Hi,
When we try to call saveAsParquetFile on a schemaRDD we get the following error
:
Py4JJavaError: An error occurred while calling o384.saveAsParquetFile.
: java.lang.NoClassDefFoundError:
org/apache/hadoop/mapreduce/lib/output/DirectFileOutputCommitter
at
org.apache.spark.sql.parquet.InsertIntoParquetTable.execute(ParquetTableOperations.scala:240)
at
org.apache.spark.sql.SQLContext$QueryExecution.toRdd$lzycompute(SQLContext.scala:425)
at
org.apache.spark.sql.SQLContext$QueryExecution.toRdd(SQLContext.scala:425)
at
org.apache.spark.sql.SchemaRDDLike$class.saveAsParquetFile(SchemaRDDLike.scala:76)
at
org.apache.spark.sql.api.java.JavaSchemaRDD.saveAsParquetFile(JavaSchemaRDD.scala:42)

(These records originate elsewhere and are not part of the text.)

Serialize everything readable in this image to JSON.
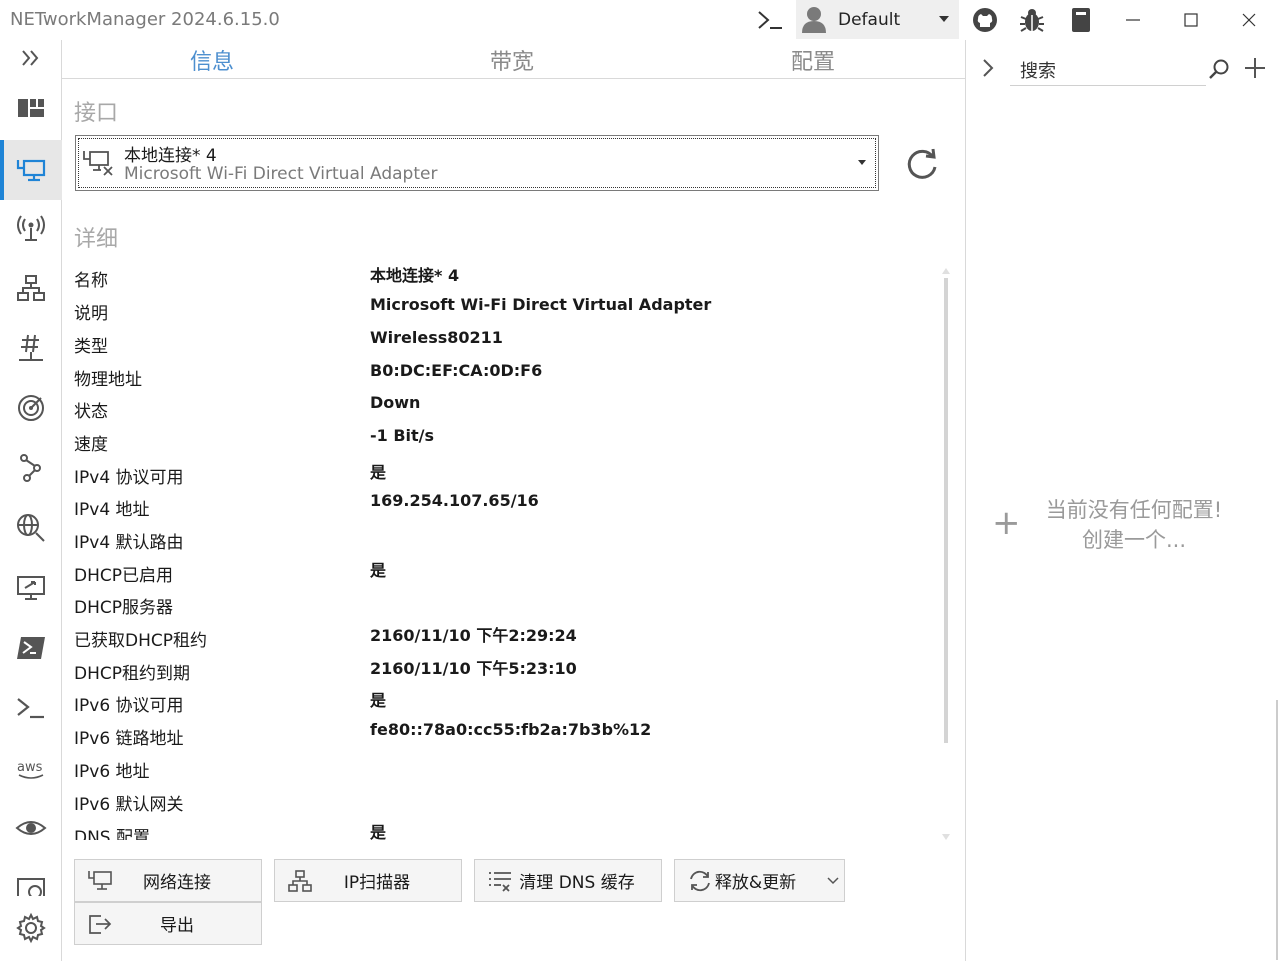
{
  "window": {
    "title": "NETworkManager 2024.6.15.0",
    "profile": "Default"
  },
  "tabs": [
    {
      "label": "信息"
    },
    {
      "label": "带宽"
    },
    {
      "label": "配置"
    }
  ],
  "interface": {
    "section_label": "接口",
    "selected_name": "本地连接* 4",
    "selected_desc": "Microsoft Wi-Fi Direct Virtual Adapter"
  },
  "details": {
    "section_label": "详细",
    "rows": [
      {
        "key": "名称",
        "value": "本地连接* 4"
      },
      {
        "key": "说明",
        "value": "Microsoft Wi-Fi Direct Virtual Adapter"
      },
      {
        "key": "类型",
        "value": "Wireless80211"
      },
      {
        "key": "物理地址",
        "value": "B0:DC:EF:CA:0D:F6"
      },
      {
        "key": "状态",
        "value": "Down"
      },
      {
        "key": "速度",
        "value": "-1 Bit/s"
      },
      {
        "key": "IPv4 协议可用",
        "value": "是"
      },
      {
        "key": "IPv4 地址",
        "value": "169.254.107.65/16"
      },
      {
        "key": "IPv4 默认路由",
        "value": ""
      },
      {
        "key": "DHCP已启用",
        "value": "是"
      },
      {
        "key": "DHCP服务器",
        "value": ""
      },
      {
        "key": "已获取DHCP租约",
        "value": "2160/11/10 下午2:29:24"
      },
      {
        "key": "DHCP租约到期",
        "value": "2160/11/10 下午5:23:10"
      },
      {
        "key": "IPv6 协议可用",
        "value": "是"
      },
      {
        "key": "IPv6 链路地址",
        "value": "fe80::78a0:cc55:fb2a:7b3b%12"
      },
      {
        "key": "IPv6 地址",
        "value": ""
      },
      {
        "key": "IPv6 默认网关",
        "value": ""
      },
      {
        "key": "DNS 配置",
        "value": "是"
      }
    ]
  },
  "buttons": {
    "network_connections": "网络连接",
    "ip_scanner": "IP扫描器",
    "flush_dns": "清理 DNS 缓存",
    "release_renew": "释放&更新",
    "export": "导出"
  },
  "right_panel": {
    "search_placeholder": "搜索",
    "empty_line1": "当前没有任何配置!",
    "empty_line2": "创建一个..."
  },
  "colors": {
    "accent": "#1f84d6",
    "tab_active": "#4d8fcf"
  }
}
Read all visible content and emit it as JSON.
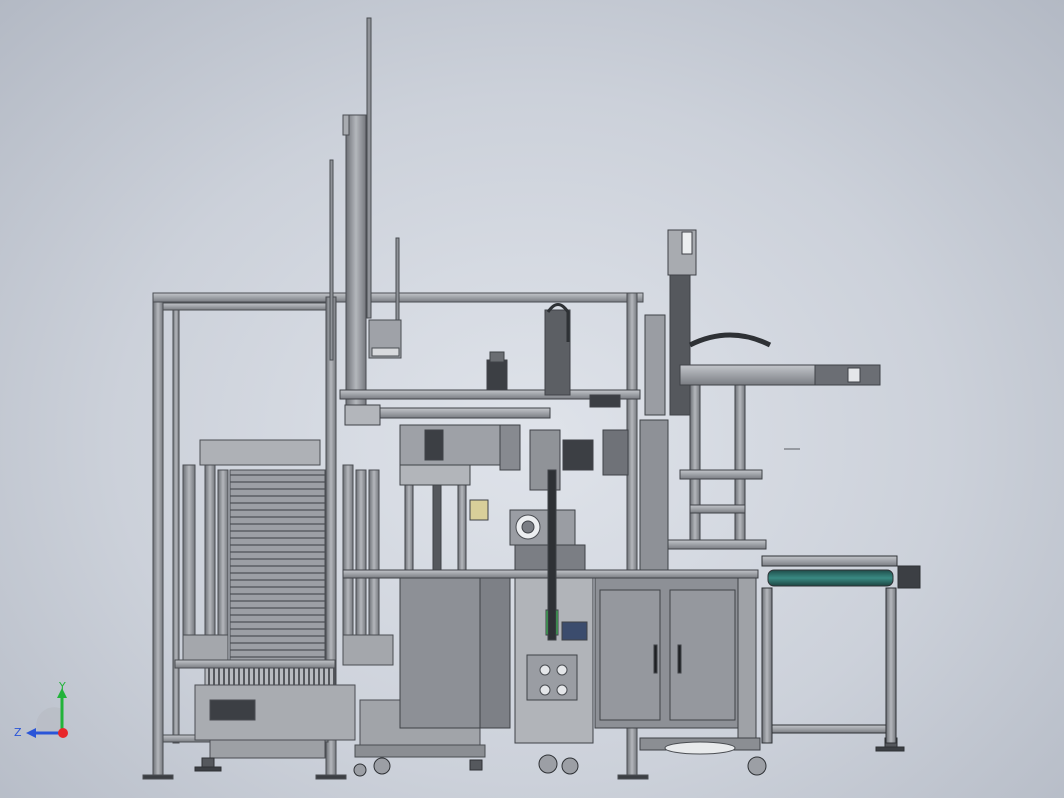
{
  "colors": {
    "frame": "#9a9ea4",
    "frame_dark": "#4a4d52",
    "panel": "#8e9197",
    "cabinet": "#8d9096",
    "motor": "#3c3f44",
    "conveyor_belt": "#2f6f6a",
    "green_part": "#3ecf5a",
    "axis_x": "#e8262a",
    "axis_y": "#22b33a",
    "axis_z": "#2a55d8"
  },
  "triad": {
    "y_label": "Y",
    "z_label": "Z"
  }
}
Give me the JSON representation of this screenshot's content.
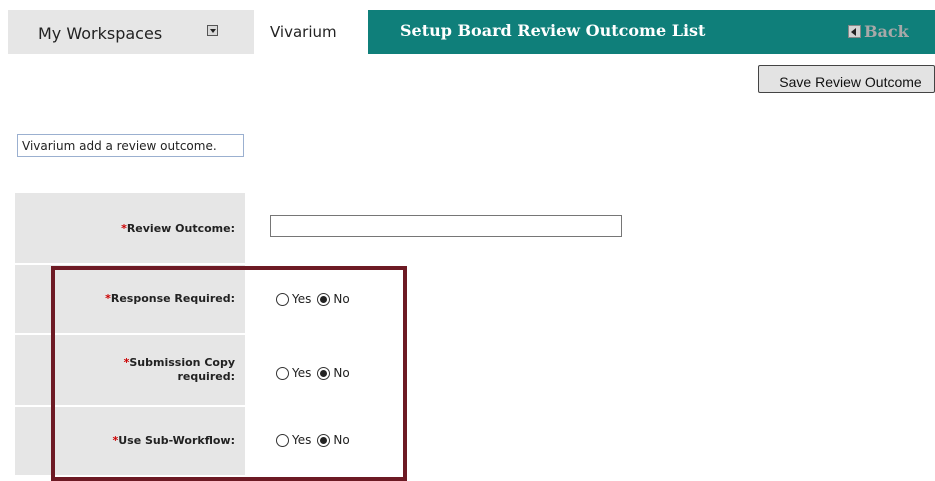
{
  "nav": {
    "workspaces_label": "My Workspaces",
    "vivarium_tab": "Vivarium",
    "title": "Setup Board Review Outcome List",
    "back_label": "Back"
  },
  "toolbar": {
    "save_label": "Save Review Outcome"
  },
  "info_text": "Vivarium add a review outcome.",
  "form": {
    "required_marker": "*",
    "review_outcome": {
      "label": "Review Outcome:",
      "value": ""
    },
    "response_required": {
      "label": "Response Required:",
      "selected": "No"
    },
    "submission_copy": {
      "label_line1": "Submission Copy",
      "label_line2": "required:",
      "selected": "No"
    },
    "use_sub_workflow": {
      "label": "Use Sub-Workflow:",
      "selected": "No"
    },
    "yes_label": "Yes",
    "no_label": "No"
  },
  "colors": {
    "title_bar": "#0f7f7a",
    "highlight_border": "#6d1a24",
    "required_star": "#cc0000"
  }
}
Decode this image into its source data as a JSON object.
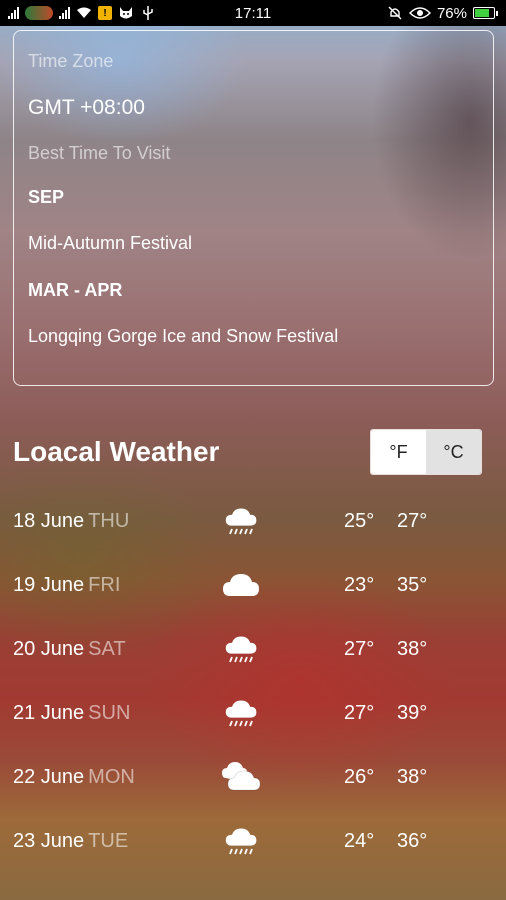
{
  "status_bar": {
    "time": "17:11",
    "battery": "76%",
    "battery_level": 0.76,
    "icons": [
      "signal-icon",
      "carrier-logo",
      "signal-icon",
      "wifi-icon",
      "notification-icon",
      "cat-icon",
      "usb-icon",
      "alarm-off-icon",
      "eye-icon",
      "battery-icon"
    ]
  },
  "info": {
    "time_zone_label": "Time Zone",
    "time_zone_value": "GMT +08:00",
    "best_time_label": "Best Time To Visit",
    "periods": [
      {
        "month": "SEP",
        "event": "Mid-Autumn Festival"
      },
      {
        "month": "MAR - APR",
        "event": "Longqing Gorge Ice and Snow Festival"
      }
    ]
  },
  "weather": {
    "title": "Loacal Weather",
    "unit_f": "°F",
    "unit_c": "°C",
    "selected_unit": "°C",
    "days": [
      {
        "date": "18 June",
        "dow": "THU",
        "icon": "rain-icon",
        "low": "25°",
        "high": "27°"
      },
      {
        "date": "19 June",
        "dow": "FRI",
        "icon": "cloud-icon",
        "low": "23°",
        "high": "35°"
      },
      {
        "date": "20 June",
        "dow": "SAT",
        "icon": "rain-icon",
        "low": "27°",
        "high": "38°"
      },
      {
        "date": "21 June",
        "dow": "SUN",
        "icon": "rain-icon",
        "low": "27°",
        "high": "39°"
      },
      {
        "date": "22 June",
        "dow": "MON",
        "icon": "partly-cloudy-icon",
        "low": "26°",
        "high": "38°"
      },
      {
        "date": "23 June",
        "dow": "TUE",
        "icon": "rain-icon",
        "low": "24°",
        "high": "36°"
      }
    ]
  }
}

https://issues.apache.org/jira/browse/SPARK-3595 seems to have addressed this
issue of respecting the OutputCommitter but when I pull from the master and try
the same I still encounter this issue.
I am on a Mapr Distribution and my org\apache\hadoop\mapreduce\lib\output does
not contain DirectFileOutputCommitter
Best Regards,
Santosh